Tisya menerima permintaan pertemanan dari Kakang. "Ayo move on, Tisya! Yang kaya sama ganteng nggak cuma Baja," katanya lirih pada diri sendiri lalu cekikikan.

Haryan menoleh ke belakang, mendeteksi tawa yang tidak asing. "Dapat mangsa baru lagi dia Pak, biasa. Udah Pak, nggak papa Tisya itu, bukan kesurupan, kok."

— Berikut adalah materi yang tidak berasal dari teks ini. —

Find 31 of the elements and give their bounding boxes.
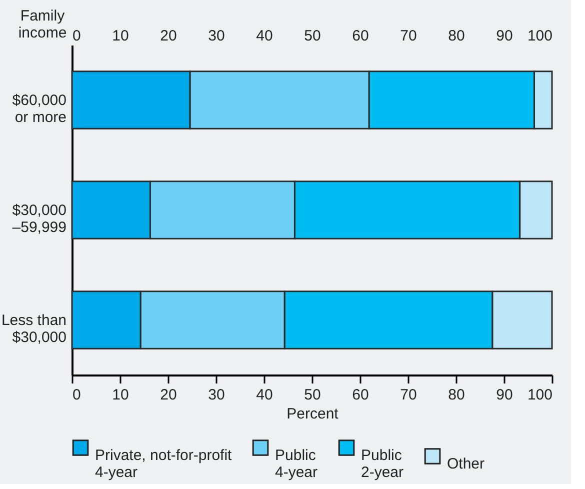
x-tick-label: 10 — [112, 386, 129, 404]
legend-label: Public 2-year — [361, 446, 404, 481]
x2-tick-label: 30 — [208, 28, 225, 44]
legend-label: Public 4-year — [275, 446, 318, 481]
x-tick-label: 40 — [256, 386, 273, 404]
x2-tick-label: 20 — [160, 28, 177, 44]
y-tick-label: $30,000 –59,999 — [12, 202, 66, 236]
x2-tick-label: 50 — [304, 28, 321, 44]
x2-tick-label: 0 — [72, 28, 81, 44]
x-tick-label: 90 — [496, 386, 513, 404]
x-axis-title: Percent — [286, 406, 340, 422]
x-tick-label: 60 — [352, 386, 369, 404]
x2-tick-label: 70 — [400, 28, 417, 44]
x2-tick-label: 10 — [112, 28, 129, 44]
y-tick-label: Less than $30,000 — [1, 312, 66, 346]
x2-tick-label: 100 — [527, 28, 552, 44]
x2-tick-label: 60 — [352, 28, 369, 44]
x-tick-label: 20 — [160, 386, 177, 404]
x2-tick-label: 90 — [496, 28, 513, 44]
legend-label: Private, not-for-profit 4-year — [95, 446, 233, 481]
legend-label: Other — [447, 455, 485, 472]
x-tick-label: 50 — [304, 386, 321, 404]
y-tick-label: $60,000 or more — [12, 92, 66, 126]
x-tick-label: 0 — [72, 386, 81, 404]
x-tick-label: 30 — [208, 386, 225, 404]
x-tick-label: 80 — [448, 386, 465, 404]
x2-tick-label: 80 — [448, 28, 465, 44]
y-axis-title: Family income — [18, 8, 67, 42]
x2-tick-label: 40 — [256, 28, 273, 44]
x-tick-label: 70 — [400, 386, 417, 404]
x-tick-label: 100 — [527, 386, 552, 404]
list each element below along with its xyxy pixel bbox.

"Mangsa baru apa, Mas Harry?"

"Itu nah, Pak, mainan cewek."

"Barbie, Mas?"

"Versi laki Pak, Kent, namanya."

"Woalah, ndak paham saya."

Haryan menoleh lagi ke arah Tisya dengan mata melotot. Bibirnya bergerak mengucapkan kata tanpa suara. "Siapa lagi kali ini?"

Tisya kontan menunjukkan foto Kakang, temen baru Haryan. "Ganteng, kan? Kaya nggak dia?" tanyanya, juga ikut tanpa suara.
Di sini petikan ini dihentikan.